The development property is part of what once was the 240-acre Underhill farm. Abraham Underhill and his son Edward were responsible for building the mansion on the property. In the early 1900s, the farm was purchased by the Beaver family, which ultimately sold off most of the land and turned what was left into the Gilbert Beaver Conference Center. Soundview Prep subsequently acquired the property.
Yorktown Supervisor Matt Slater said, “This is the first application going through the overlay zoning process and I look forward to the Planning Board’s meticulous review.”
Yorktown had asked the Westchester County Planning Board for its comments on the initial proposal. County Planning Commissioner Norma Drummond noted that the developer was proposing to provide a total of 165 units with 85 rental apartments and and 80 for-sale units that would consist of 30 apartments and 50 townhouses. The total number of units was subsequently reduced to 148.
Drummond said that the materials that were submitted did not indicate whether any of the units would be set aside as affordable housing and she urged that no less than 10% be dedicated to the affordable category.

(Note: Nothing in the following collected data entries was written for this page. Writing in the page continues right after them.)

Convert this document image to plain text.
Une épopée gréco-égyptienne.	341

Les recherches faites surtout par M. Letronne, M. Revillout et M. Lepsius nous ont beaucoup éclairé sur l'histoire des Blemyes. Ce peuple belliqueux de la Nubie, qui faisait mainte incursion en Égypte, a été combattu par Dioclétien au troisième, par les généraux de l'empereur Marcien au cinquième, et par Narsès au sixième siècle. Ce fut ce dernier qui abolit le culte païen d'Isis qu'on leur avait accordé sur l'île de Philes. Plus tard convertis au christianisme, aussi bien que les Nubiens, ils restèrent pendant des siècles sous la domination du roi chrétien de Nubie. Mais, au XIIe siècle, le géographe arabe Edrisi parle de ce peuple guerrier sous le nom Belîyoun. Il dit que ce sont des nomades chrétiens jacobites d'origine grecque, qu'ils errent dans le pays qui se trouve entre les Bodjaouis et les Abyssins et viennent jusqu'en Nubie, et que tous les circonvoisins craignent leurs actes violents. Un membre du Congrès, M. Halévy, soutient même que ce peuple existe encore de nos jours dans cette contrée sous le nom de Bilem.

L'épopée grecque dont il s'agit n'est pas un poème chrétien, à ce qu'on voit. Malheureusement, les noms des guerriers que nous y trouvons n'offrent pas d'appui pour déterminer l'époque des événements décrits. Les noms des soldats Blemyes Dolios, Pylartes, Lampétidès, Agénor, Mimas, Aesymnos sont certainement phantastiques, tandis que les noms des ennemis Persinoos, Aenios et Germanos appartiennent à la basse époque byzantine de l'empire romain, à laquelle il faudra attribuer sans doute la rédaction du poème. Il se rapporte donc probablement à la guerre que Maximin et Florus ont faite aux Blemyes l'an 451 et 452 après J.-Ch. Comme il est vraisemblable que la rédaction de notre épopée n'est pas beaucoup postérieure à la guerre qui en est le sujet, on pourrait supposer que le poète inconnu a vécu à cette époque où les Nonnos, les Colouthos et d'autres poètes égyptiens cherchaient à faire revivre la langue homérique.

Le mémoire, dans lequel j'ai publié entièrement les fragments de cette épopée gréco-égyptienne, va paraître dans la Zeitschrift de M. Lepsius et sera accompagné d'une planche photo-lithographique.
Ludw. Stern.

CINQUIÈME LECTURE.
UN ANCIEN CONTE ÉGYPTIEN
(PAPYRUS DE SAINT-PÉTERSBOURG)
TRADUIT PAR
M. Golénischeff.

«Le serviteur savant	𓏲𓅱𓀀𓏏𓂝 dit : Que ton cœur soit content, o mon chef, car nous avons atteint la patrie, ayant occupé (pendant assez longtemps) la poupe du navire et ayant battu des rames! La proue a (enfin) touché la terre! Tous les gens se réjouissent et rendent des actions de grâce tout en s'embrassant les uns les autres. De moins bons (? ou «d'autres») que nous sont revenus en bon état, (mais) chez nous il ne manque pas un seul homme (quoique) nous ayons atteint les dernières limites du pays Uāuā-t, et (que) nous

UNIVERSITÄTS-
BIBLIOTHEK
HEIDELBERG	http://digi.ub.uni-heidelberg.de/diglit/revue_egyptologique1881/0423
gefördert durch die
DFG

Drummond raised concerns about the effect the development would have on the intersection of Sawmill River Road and Underhill Avenue. She raised questions about the location of parking lots and provisions for pedestrians, cyclists and the disabled.
James Glatthaar, serving as town attorney, pointed out that the attorney for the developer had disagreed with the county’s criticisms and that there would be ample opportunity to discuss the issues as the review process continues.
Glatthaar said that applying the overlay zoning to the project would reduce the lot frontage requirements, lot coverage, lot area and minimum floor area.
“In essence, they’re concentrating the buildings toward the center of the site, except for the historic house, which is not proposed to be changed except to be adapted for re-use,” Glatthaar said. He said the Town Board should not be at all hesitant to refer what has been submitted to the Planning Board for review under the town’s overlay zoning regulations.
Councilman Sergio Esposito said, “We’re at the infant stage still. It hasn’t even gone to planning yet where it’s really going to be scrutinized and looked at. I think we move this forward.”